Convidados muito especiais escrevem suas histórias de comida, infância, refeições…
Convidado especial de hoje:
Olindo Estevam
A horta orgânica da minha Nona e a bosta de vaca
Outro dia numa conversa entre amigos sobre alimentos orgânicos lembrei da horta da minha Nona. ( Nona é a mãe do meu pai)
Morávamos no sopé de um morro chamado Taimbé no Sul de Santa Catarina. Éramos em onze em casa. Nossa casa de madeira era rodeada por árvores fruteiras, hortas, chiqueiros, galinheiros, estrebarias, galpões, chocadeiras e outras coisas mais que se necessita em uma morada de roça.
Há menos de cem metros, fazendo parte do mesmo terreiro, morava a minha Nona. Uma senhora filha de italianos calabreses, desbravadores das terras sulinas. Meu Nono faleceu quando eu era muito pequeno. Minha tias migraram para a cidade e minha Nona ficou sozinha na antiga casa de madeira, que até hoje está firme e forte.
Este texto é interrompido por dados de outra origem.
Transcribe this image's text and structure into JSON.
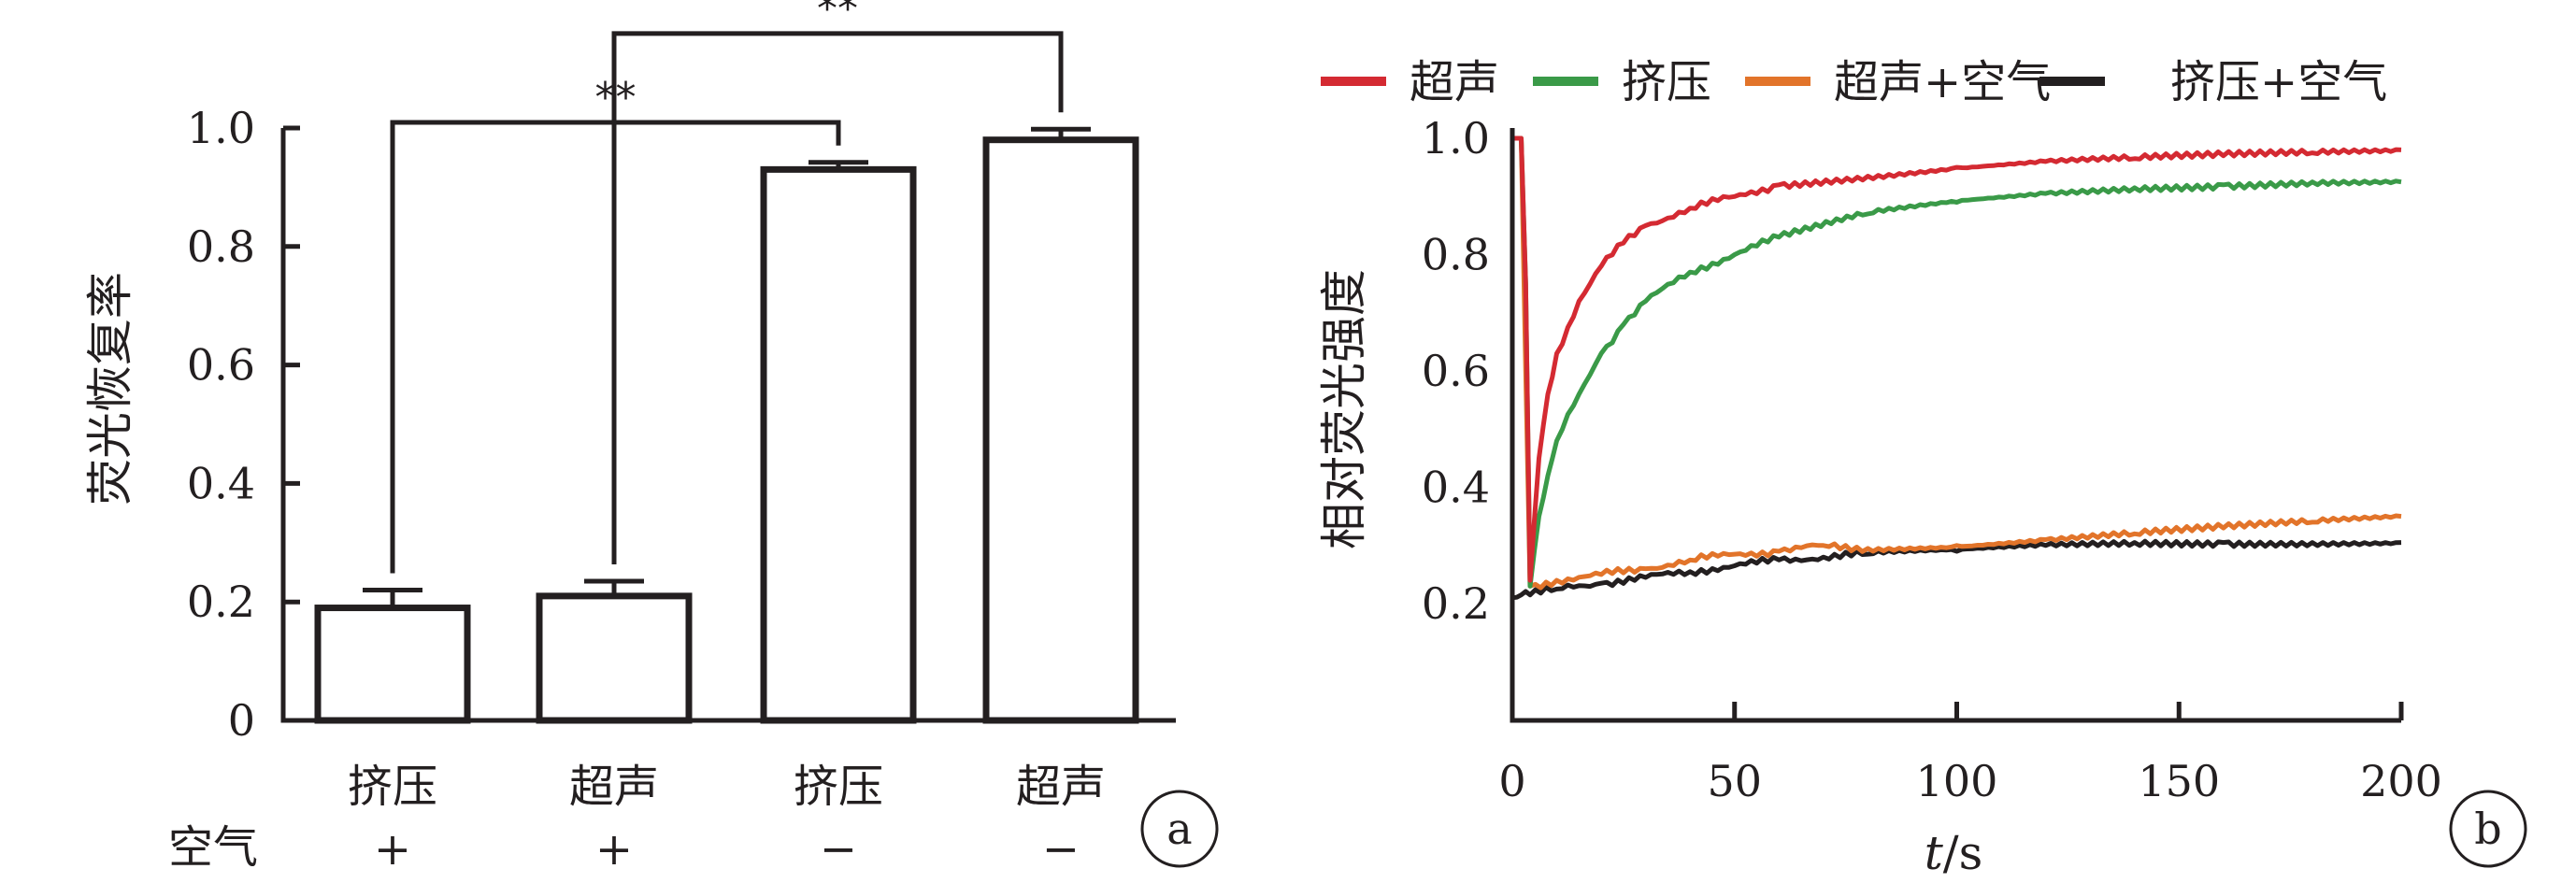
{
  "chart_data": [
    {
      "type": "bar",
      "panel_label": "a",
      "ylabel": "荧光恢复率",
      "ylim": [
        0,
        1.0
      ],
      "yticks": [
        "0",
        "0.2",
        "0.4",
        "0.6",
        "0.8",
        "1.0"
      ],
      "ytick_values": [
        0,
        0.2,
        0.4,
        0.6,
        0.8,
        1.0
      ],
      "categories": [
        "挤压",
        "超声",
        "挤压",
        "超声"
      ],
      "row_label": "空气",
      "row_values": [
        "+",
        "+",
        "−",
        "−"
      ],
      "values": [
        0.19,
        0.21,
        0.93,
        0.98
      ],
      "errors": [
        0.03,
        0.025,
        0.012,
        0.018
      ],
      "bar_fill": "#ffffff",
      "bar_stroke": "#231f20",
      "significance": [
        {
          "from": 0,
          "to": 2,
          "label": "**",
          "y": 1.0
        },
        {
          "from": 1,
          "to": 3,
          "label": "**",
          "y": 1.15
        }
      ]
    },
    {
      "type": "line",
      "panel_label": "b",
      "ylabel": "相对荧光强度",
      "xlabel_italic": "t",
      "xlabel_rest": "/s",
      "xlim": [
        0,
        200
      ],
      "ylim": [
        0.2,
        1.0
      ],
      "xticks": [
        "0",
        "50",
        "100",
        "150",
        "200"
      ],
      "xtick_values": [
        0,
        50,
        100,
        150,
        200
      ],
      "yticks": [
        "0.2",
        "0.4",
        "0.6",
        "0.8",
        "1.0"
      ],
      "ytick_values": [
        0.2,
        0.4,
        0.6,
        0.8,
        1.0
      ],
      "legend_position": "top",
      "series": [
        {
          "name": "超声",
          "color": "#d42a32",
          "x": [
            0,
            1,
            2,
            3,
            4,
            6,
            8,
            10,
            15,
            20,
            25,
            30,
            40,
            50,
            60,
            80,
            100,
            120,
            140,
            160,
            180,
            200
          ],
          "y": [
            1.0,
            1.0,
            1.0,
            0.75,
            0.24,
            0.45,
            0.56,
            0.63,
            0.72,
            0.78,
            0.82,
            0.85,
            0.88,
            0.9,
            0.92,
            0.935,
            0.95,
            0.96,
            0.965,
            0.97,
            0.975,
            0.98
          ]
        },
        {
          "name": "挤压",
          "color": "#3a9a48",
          "x": [
            0,
            1,
            2,
            3,
            4,
            6,
            8,
            10,
            15,
            20,
            25,
            30,
            40,
            50,
            60,
            80,
            100,
            120,
            140,
            160,
            180,
            200
          ],
          "y": [
            1.0,
            1.0,
            1.0,
            0.75,
            0.23,
            0.35,
            0.42,
            0.48,
            0.56,
            0.63,
            0.68,
            0.72,
            0.77,
            0.8,
            0.83,
            0.87,
            0.89,
            0.905,
            0.915,
            0.92,
            0.925,
            0.925
          ]
        },
        {
          "name": "超声+空气",
          "color": "#e2742a",
          "x": [
            0,
            1,
            2,
            3,
            4,
            10,
            20,
            30,
            40,
            50,
            60,
            70,
            80,
            100,
            120,
            140,
            160,
            180,
            200
          ],
          "y": [
            1.0,
            1.0,
            1.0,
            0.6,
            0.23,
            0.24,
            0.25,
            0.26,
            0.275,
            0.285,
            0.29,
            0.3,
            0.295,
            0.3,
            0.31,
            0.32,
            0.33,
            0.34,
            0.35
          ]
        },
        {
          "name": "挤压+空气",
          "color": "#231f20",
          "x": [
            0,
            2,
            4,
            10,
            20,
            30,
            40,
            50,
            60,
            70,
            80,
            100,
            120,
            140,
            160,
            180,
            200
          ],
          "y": [
            0.21,
            0.215,
            0.215,
            0.225,
            0.235,
            0.245,
            0.255,
            0.265,
            0.275,
            0.28,
            0.285,
            0.29,
            0.3,
            0.305,
            0.305,
            0.305,
            0.305
          ]
        }
      ]
    }
  ]
}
Aliás, minha Nona não ficou sozinha na casa, pois meu irmão mais velho morava com ela. A outras companhias, que eu me lembro, vou listar as principais: Duas vaquinhas leiteiras ( a Estrela e a Chita), Um ou dois porquinhos no chiqueiro, Umas setenta galinhas, grandes safras de ovos; uns três galos, dois cachorros vira-latas ( Brasino e Tica), Duas gatas pardas ( caçadeiras de ratos), umas oito galinhas da Angola, as quais chamávamos de Angolistas; um pato e uma pata entre outros.
Tudo no sítio tinha um sentido de existir. Uma cadeia produtiva muito rica. Quase autosuficiente. E os elementos que complementavam todo esse cenário eram as roças mais diversas, os pomares e a HORTA.
A horta de minha Nona era de uma grande beleza, não só pela variedade de hortaliças com pela viçosidade destas plantas. Era lindo de se ver todas aquelas plantas tão lindas.
A horta da minha Nona era a mais orgânica de todas as orgânicas. Ela estava totalmente ligada ao galinheiro e ao potreiro.
A preparação de um novo plantio começava com a capina de um espaço para novas hortaliças e o fermento essencial de uma boa horta. A bosta de vaca.
Minha Nona chamava meu irmão mais velho e este chamava mais uns dois. Pegávamos a carriola (carrinho-de-mão) e saíamos pelo potreiro (terreno gramado onde pastam os bois e as vacas) a procuram aquelas belezas de poias, como chamávamos.
É muito rápido, simples e direto. Tem vaca que faz um quilo de uma vez só. Aquilo quando ta sequinho, é uma maravilha.
Divertidíssimo catar bosta de vaca pelo potreiro. As boas são aquelas bem sequinhas. Bosta e meia se armada a famosa “guerra de bosta de vaca” e depois de algum tempo a carriola estava cheia. Estamos falando de adubo bom. A contribuição da bicharada em prol da horta da Nona.
Despejamos no canto da horta e com o olho da enxada íamos quebrando e desmanchando , desmanchando, até virar uma terra preta. Espalha-se pelos canteiros. Rega-se um pouco para misturar os nutrientes na terra e está pronto para plantar.
De uma maneira ou de outra, todos contribuíam para a horta da minha Nona ser tão especial.
Olindo Estevam é Videomaker e Educador do Instituto Criar de Tv e Cinema. Formado em Geografia pela USP. Filho de lavradores, morou e trabalhou na roça até os 21 anos no Sul de Santa Catarina.